It has been snowing like crazy here in Massachusetts today. So it isn’t surprising that my thoughts today center around the white fluff. I just made a dash to the mailbox and that was quite sufficient to bring to mind the ill fated Donner Party and some very memorable photographs.
The Donner Party was a group who set out in 1846 for California during the great western migration. Arguably the hardest part of this journey was the perilous 100 mile trip across the Sierra Nevada. The Sierra Nevada mountains contain 500 distinct peaks over 12,000 feet. But more ominously because they are constantly bathed in the air currents that carry the moist vapors of the nearby Pacific Ocean they receive a huge amount of snow. This year (2014) is a radical exception. But for the early wagon trains of the California migration the key was making it to and crossing the Sierras before the snow fell. The Donner Party was delayed by a series of mishaps and didn’t reach the Sierras until early November of 1846. They were forced to winter in the Sierra Nevada. Snowbound, their food ran out and some of the emigrants resorted to cannibalism to survive, eating those who had succumbed to the deprivations of a bitter winter. Their story is legendary and considered to be one of the great tragedies of western history.
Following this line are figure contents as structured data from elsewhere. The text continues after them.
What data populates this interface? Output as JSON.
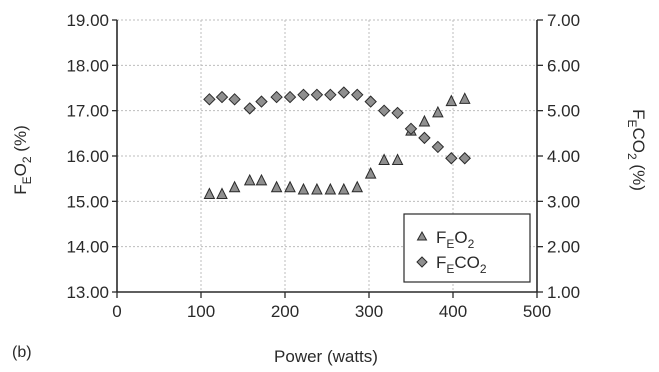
{
  "panel_label": "(b)",
  "chart_data": {
    "type": "scatter",
    "xlabel": "Power (watts)",
    "ylabel_left": {
      "base": "F",
      "sub": "E",
      "rest": "O",
      "sub2": "2",
      "unit": " (%)"
    },
    "ylabel_right": {
      "base": "F",
      "sub": "E",
      "rest": "CO",
      "sub2": "2",
      "unit": " (%)"
    },
    "xlim": [
      0,
      500
    ],
    "x_ticks": [
      "0",
      "100",
      "200",
      "300",
      "400",
      "500"
    ],
    "ylim_left": [
      13,
      19
    ],
    "y_left_ticks": [
      "13.00",
      "14.00",
      "15.00",
      "16.00",
      "17.00",
      "18.00",
      "19.00"
    ],
    "ylim_right": [
      1,
      7
    ],
    "y_right_ticks": [
      "1.00",
      "2.00",
      "3.00",
      "4.00",
      "5.00",
      "6.00",
      "7.00"
    ],
    "grid": true,
    "legend_position": "bottom-right",
    "series": [
      {
        "name": "FEO2",
        "label": {
          "base": "F",
          "sub": "E",
          "rest": "O",
          "sub2": "2"
        },
        "marker": "triangle",
        "axis": "left",
        "x": [
          110,
          125,
          140,
          158,
          172,
          190,
          206,
          222,
          238,
          254,
          270,
          286,
          302,
          318,
          334,
          350,
          366,
          382,
          398,
          414
        ],
        "y": [
          15.15,
          15.15,
          15.3,
          15.45,
          15.45,
          15.3,
          15.3,
          15.25,
          15.25,
          15.25,
          15.25,
          15.3,
          15.6,
          15.9,
          15.9,
          16.55,
          16.75,
          16.95,
          17.2,
          17.25
        ]
      },
      {
        "name": "FECO2",
        "label": {
          "base": "F",
          "sub": "E",
          "rest": "CO",
          "sub2": "2"
        },
        "marker": "diamond",
        "axis": "right",
        "x": [
          110,
          125,
          140,
          158,
          172,
          190,
          206,
          222,
          238,
          254,
          270,
          286,
          302,
          318,
          334,
          350,
          366,
          382,
          398,
          414
        ],
        "y": [
          5.25,
          5.3,
          5.25,
          5.05,
          5.2,
          5.3,
          5.3,
          5.35,
          5.35,
          5.35,
          5.4,
          5.35,
          5.2,
          5.0,
          4.95,
          4.6,
          4.4,
          4.2,
          3.95,
          3.95
        ]
      }
    ]
  }
}
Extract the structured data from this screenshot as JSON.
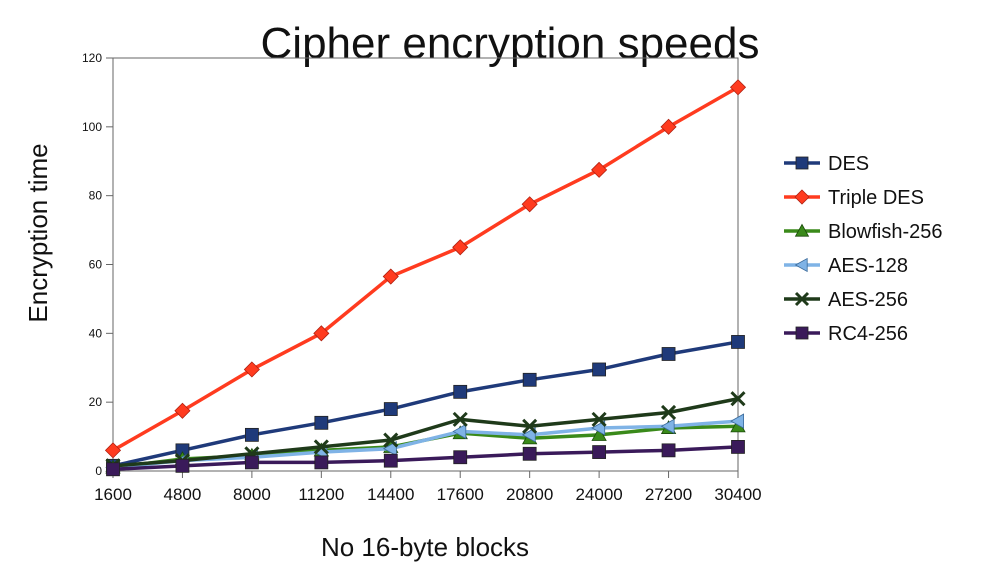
{
  "chart_data": {
    "type": "line",
    "title": "Cipher encryption speeds",
    "xlabel": "No 16-byte blocks",
    "ylabel": "Encryption time",
    "categories": [
      "1600",
      "4800",
      "8000",
      "11200",
      "14400",
      "17600",
      "20800",
      "24000",
      "27200",
      "30400"
    ],
    "ylim": [
      0,
      120
    ],
    "yticks": [
      0,
      20,
      40,
      60,
      80,
      100,
      120
    ],
    "grid": false,
    "legend_position": "right",
    "series": [
      {
        "name": "DES",
        "color": "#1f3a7a",
        "marker": "square",
        "values": [
          1.5,
          6,
          10.5,
          14,
          18,
          23,
          26.5,
          29.5,
          34,
          37.5
        ]
      },
      {
        "name": "Triple DES",
        "color": "#ff3b1f",
        "marker": "diamond",
        "values": [
          6,
          17.5,
          29.5,
          40,
          56.5,
          65,
          77.5,
          87.5,
          100,
          111.5
        ]
      },
      {
        "name": "Blowfish-256",
        "color": "#3a8a1a",
        "marker": "triangle-up",
        "values": [
          1,
          3.5,
          4.5,
          6,
          7,
          11,
          9.5,
          10.5,
          12.5,
          13
        ]
      },
      {
        "name": "AES-128",
        "color": "#7fb3e6",
        "marker": "triangle-left",
        "values": [
          1,
          3,
          4,
          5.5,
          6.5,
          11.5,
          10.5,
          12.5,
          13,
          14.5
        ]
      },
      {
        "name": "AES-256",
        "color": "#1f3a1a",
        "marker": "x",
        "values": [
          1.5,
          3,
          5,
          7,
          9,
          15,
          13,
          15,
          17,
          21
        ]
      },
      {
        "name": "RC4-256",
        "color": "#3a1a5a",
        "marker": "square",
        "values": [
          0.5,
          1.5,
          2.5,
          2.5,
          3,
          4,
          5,
          5.5,
          6,
          7
        ]
      }
    ]
  }
}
Figure 1 is an example of one of the photographs that I was speaking about. It was taken twenty years after the tragedy and shows the “Stumps of trees cut by the Donner Party in Summit Valley, Placer County.” The cut line towers over the man in the photograph, illustrating just how high the snow pack was in 1846 – just how hopeless the plight of these people was. The image is a gray-scaled albumen print, half of a stereograph. It is from the Library of Congress and was originally published as “Gems of California scenery, no. 778 (1866).”
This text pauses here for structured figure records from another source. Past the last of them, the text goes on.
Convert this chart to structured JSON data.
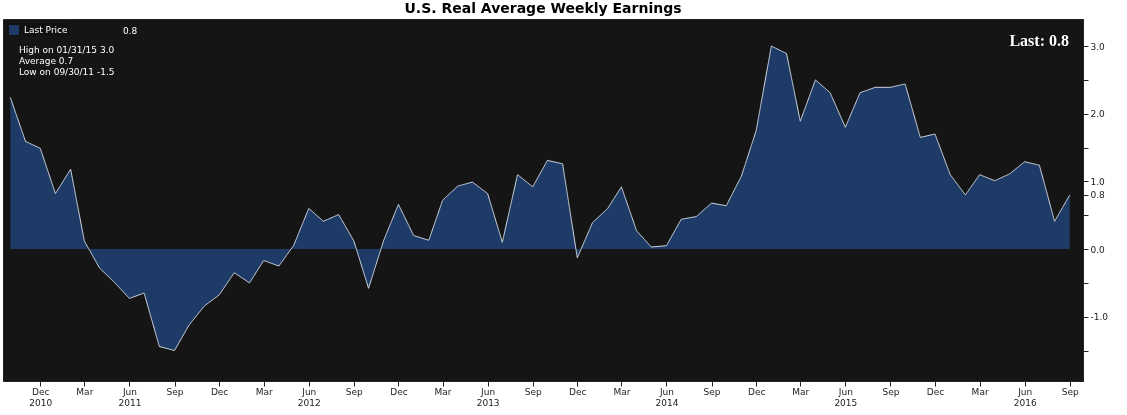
{
  "chart_data": {
    "type": "area",
    "title": "U.S. Real Average Weekly Earnings",
    "x": [
      "2010-10",
      "2010-11",
      "2010-12",
      "2011-01",
      "2011-02",
      "2011-03",
      "2011-04",
      "2011-05",
      "2011-06",
      "2011-07",
      "2011-08",
      "2011-09",
      "2011-10",
      "2011-11",
      "2011-12",
      "2012-01",
      "2012-02",
      "2012-03",
      "2012-04",
      "2012-05",
      "2012-06",
      "2012-07",
      "2012-08",
      "2012-09",
      "2012-10",
      "2012-11",
      "2012-12",
      "2013-01",
      "2013-02",
      "2013-03",
      "2013-04",
      "2013-05",
      "2013-06",
      "2013-07",
      "2013-08",
      "2013-09",
      "2013-10",
      "2013-11",
      "2013-12",
      "2014-01",
      "2014-02",
      "2014-03",
      "2014-04",
      "2014-05",
      "2014-06",
      "2014-07",
      "2014-08",
      "2014-09",
      "2014-10",
      "2014-11",
      "2014-12",
      "2015-01",
      "2015-02",
      "2015-03",
      "2015-04",
      "2015-05",
      "2015-06",
      "2015-07",
      "2015-08",
      "2015-09",
      "2015-10",
      "2015-11",
      "2015-12",
      "2016-01",
      "2016-02",
      "2016-03",
      "2016-04",
      "2016-05",
      "2016-06",
      "2016-07",
      "2016-08",
      "2016-09"
    ],
    "series": [
      {
        "name": "Last Price",
        "color": "#1d3b66",
        "values": [
          2.24,
          1.59,
          1.49,
          0.82,
          1.18,
          0.12,
          -0.28,
          -0.49,
          -0.73,
          -0.65,
          -1.44,
          -1.5,
          -1.12,
          -0.84,
          -0.68,
          -0.35,
          -0.5,
          -0.17,
          -0.25,
          0.05,
          0.6,
          0.41,
          0.51,
          0.12,
          -0.58,
          0.13,
          0.66,
          0.2,
          0.13,
          0.72,
          0.93,
          0.99,
          0.82,
          0.1,
          1.1,
          0.92,
          1.31,
          1.26,
          -0.13,
          0.39,
          0.6,
          0.92,
          0.27,
          0.03,
          0.05,
          0.44,
          0.48,
          0.68,
          0.64,
          1.08,
          1.75,
          3.0,
          2.89,
          1.89,
          2.5,
          2.31,
          1.8,
          2.31,
          2.39,
          2.39,
          2.44,
          1.65,
          1.7,
          1.1,
          0.8,
          1.1,
          1.01,
          1.11,
          1.29,
          1.24,
          0.41,
          0.8
        ]
      }
    ],
    "xlim": [
      "2010-09-16",
      "2016-09-28"
    ],
    "xticks": [
      {
        "value": "2010-12",
        "label": "Dec\n2010"
      },
      {
        "value": "2011-03",
        "label": "Mar"
      },
      {
        "value": "2011-06",
        "label": "Jun\n2011"
      },
      {
        "value": "2011-09",
        "label": "Sep"
      },
      {
        "value": "2011-12",
        "label": "Dec"
      },
      {
        "value": "2012-03",
        "label": "Mar"
      },
      {
        "value": "2012-06",
        "label": "Jun\n2012"
      },
      {
        "value": "2012-09",
        "label": "Sep"
      },
      {
        "value": "2012-12",
        "label": "Dec"
      },
      {
        "value": "2013-03",
        "label": "Mar"
      },
      {
        "value": "2013-06",
        "label": "Jun\n2013"
      },
      {
        "value": "2013-09",
        "label": "Sep"
      },
      {
        "value": "2013-12",
        "label": "Dec"
      },
      {
        "value": "2014-03",
        "label": "Mar"
      },
      {
        "value": "2014-06",
        "label": "Jun\n2014"
      },
      {
        "value": "2014-09",
        "label": "Sep"
      },
      {
        "value": "2014-12",
        "label": "Dec"
      },
      {
        "value": "2015-03",
        "label": "Mar"
      },
      {
        "value": "2015-06",
        "label": "Jun\n2015"
      },
      {
        "value": "2015-09",
        "label": "Sep"
      },
      {
        "value": "2015-12",
        "label": "Dec"
      },
      {
        "value": "2016-03",
        "label": "Mar"
      },
      {
        "value": "2016-06",
        "label": "Jun\n2016"
      },
      {
        "value": "2016-09",
        "label": "Sep"
      }
    ],
    "ylim": [
      -1.95,
      3.4
    ],
    "yticks": [
      {
        "value": -1.5,
        "label": null
      },
      {
        "value": -1,
        "label": "-1.0"
      },
      {
        "value": -0.5,
        "label": null
      },
      {
        "value": 0,
        "label": "0.0"
      },
      {
        "value": 0.5,
        "label": null
      },
      {
        "value": 0.8,
        "label": "0.8"
      },
      {
        "value": 1,
        "label": "1.0"
      },
      {
        "value": 1.5,
        "label": null
      },
      {
        "value": 2,
        "label": "2.0"
      },
      {
        "value": 2.5,
        "label": null
      },
      {
        "value": 3,
        "label": "3.0"
      }
    ],
    "annotations": [
      "0.8",
      "High on 01/31/15  3.0",
      "Average  0.7",
      "Low on 09/30/11  -1.5",
      "Last: 0.8"
    ],
    "legend": "top left",
    "grid": false,
    "marker": "none",
    "line_style": "solid"
  }
}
I think that it is significant to note that the photograph does not show any of the horrors and deprivations that the Donner Party endured. Rather it accomplishes the same effect by allusion and association. You look at the man and then at the tree stumps and the whole story floods back into your mind. Photographs do not always need to depict terrible events graphically. Sometimes the associations is enough.
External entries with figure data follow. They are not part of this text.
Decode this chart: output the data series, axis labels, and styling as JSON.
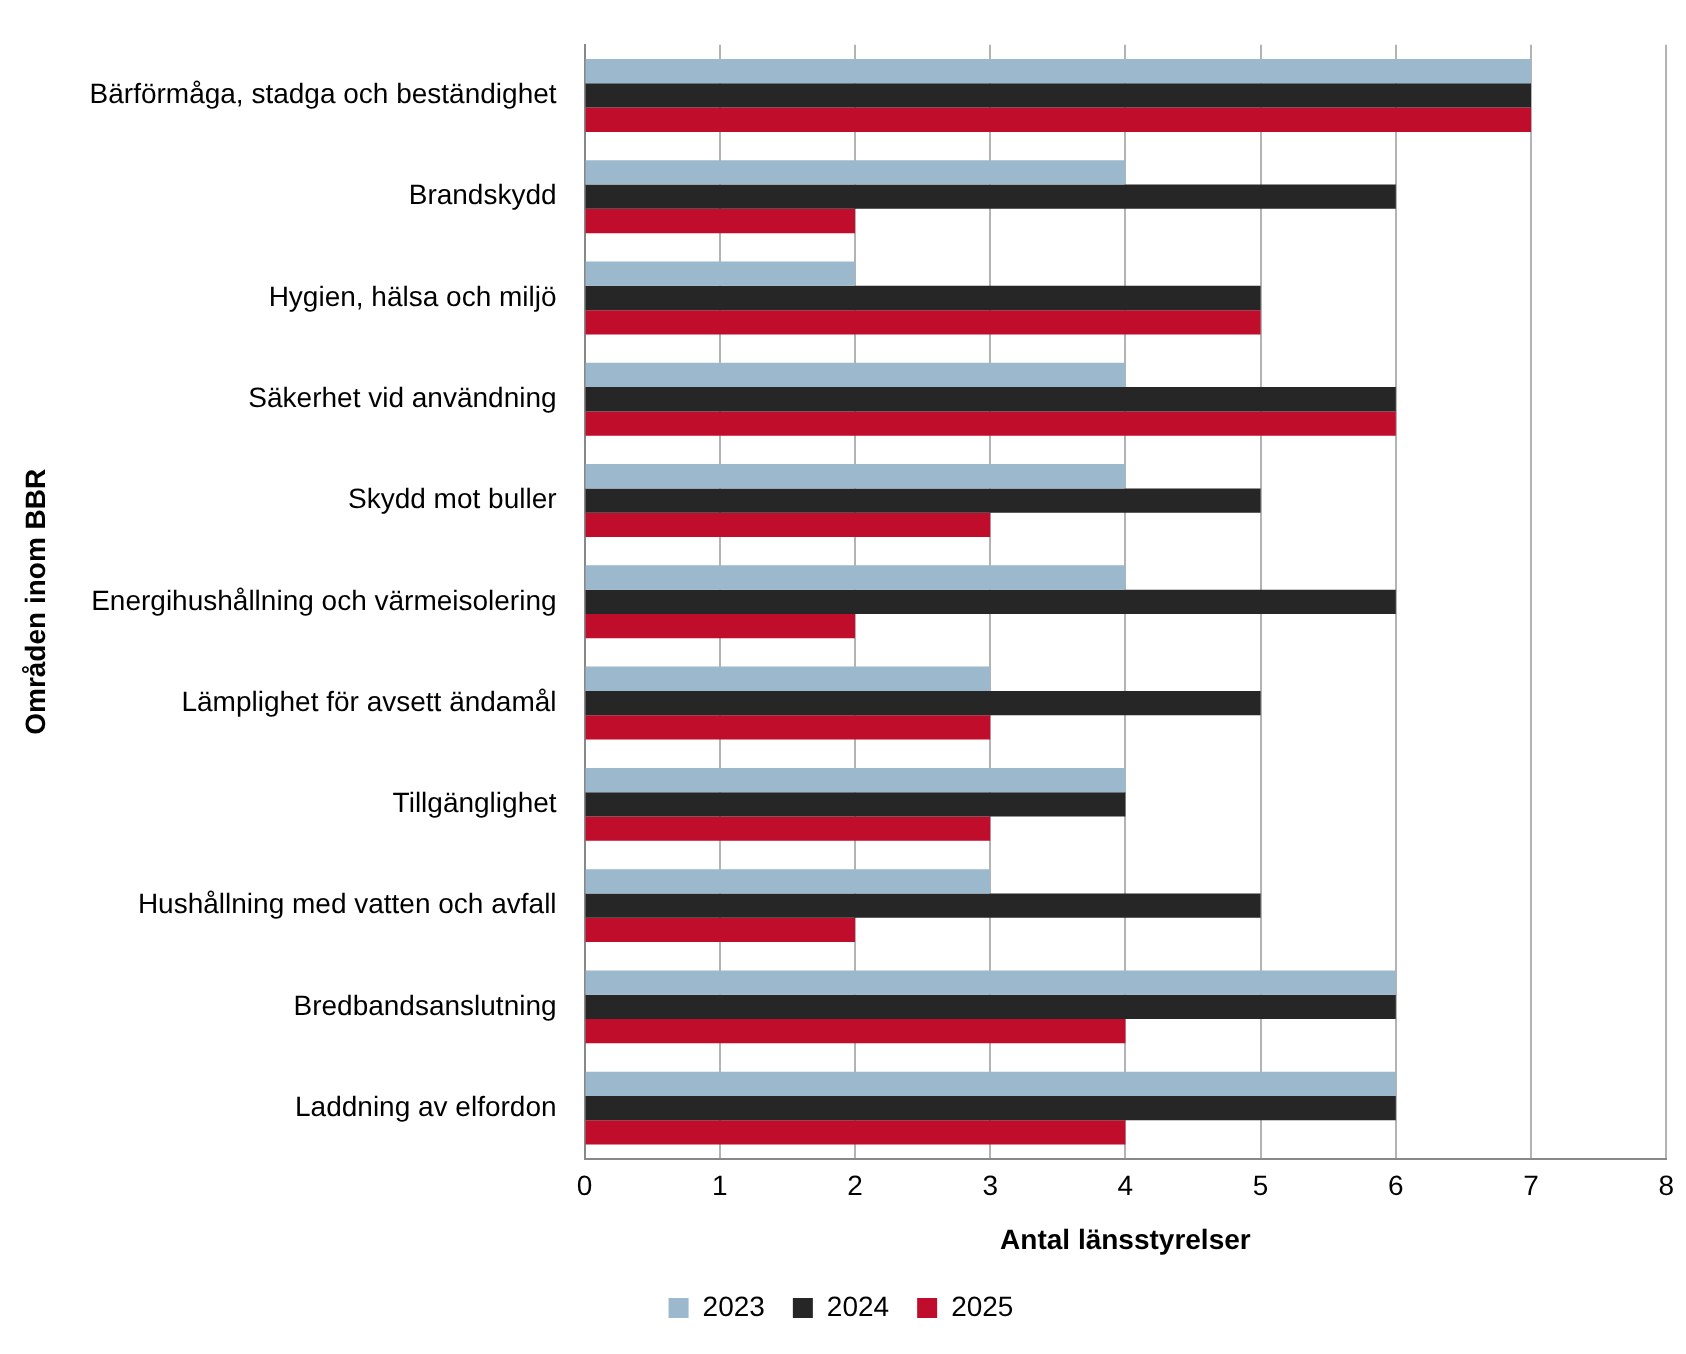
{
  "chart_data": {
    "type": "bar",
    "orientation": "horizontal",
    "xlabel": "Antal länsstyrelser",
    "ylabel": "Områden inom BBR",
    "categories": [
      "Bärförmåga, stadga och beständighet",
      "Brandskydd",
      "Hygien, hälsa och miljö",
      "Säkerhet vid användning",
      "Skydd mot buller",
      "Energihushållning och värmeisolering",
      "Lämplighet för avsett ändamål",
      "Tillgänglighet",
      "Hushållning med vatten och avfall",
      "Bredbandsanslutning",
      "Laddning av elfordon"
    ],
    "series": [
      {
        "name": "2023",
        "color": "#9bb8cd",
        "values": [
          7,
          4,
          2,
          4,
          4,
          4,
          3,
          4,
          3,
          6,
          6
        ]
      },
      {
        "name": "2024",
        "color": "#262626",
        "values": [
          7,
          6,
          5,
          6,
          5,
          6,
          5,
          4,
          5,
          6,
          6
        ]
      },
      {
        "name": "2025",
        "color": "#c00d2b",
        "values": [
          7,
          2,
          5,
          6,
          3,
          2,
          3,
          3,
          2,
          4,
          4
        ]
      }
    ],
    "xlim": [
      0,
      8
    ],
    "xticks": [
      0,
      1,
      2,
      3,
      4,
      5,
      6,
      7,
      8
    ],
    "grid": "x",
    "legend": "bottom"
  }
}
I once saw a British Documentary about the holocaust that followed the return of a woman, who was a physician, to Auschwitz. The documentary showed nothing graphic. It didn’t wrench you away with vividness. Rather it was defined by a moment when the woman entered a rooms, started to point out what was what, and then started to cry uncontrollably. It was that association which made this the most effective such documentary that I have ever seen.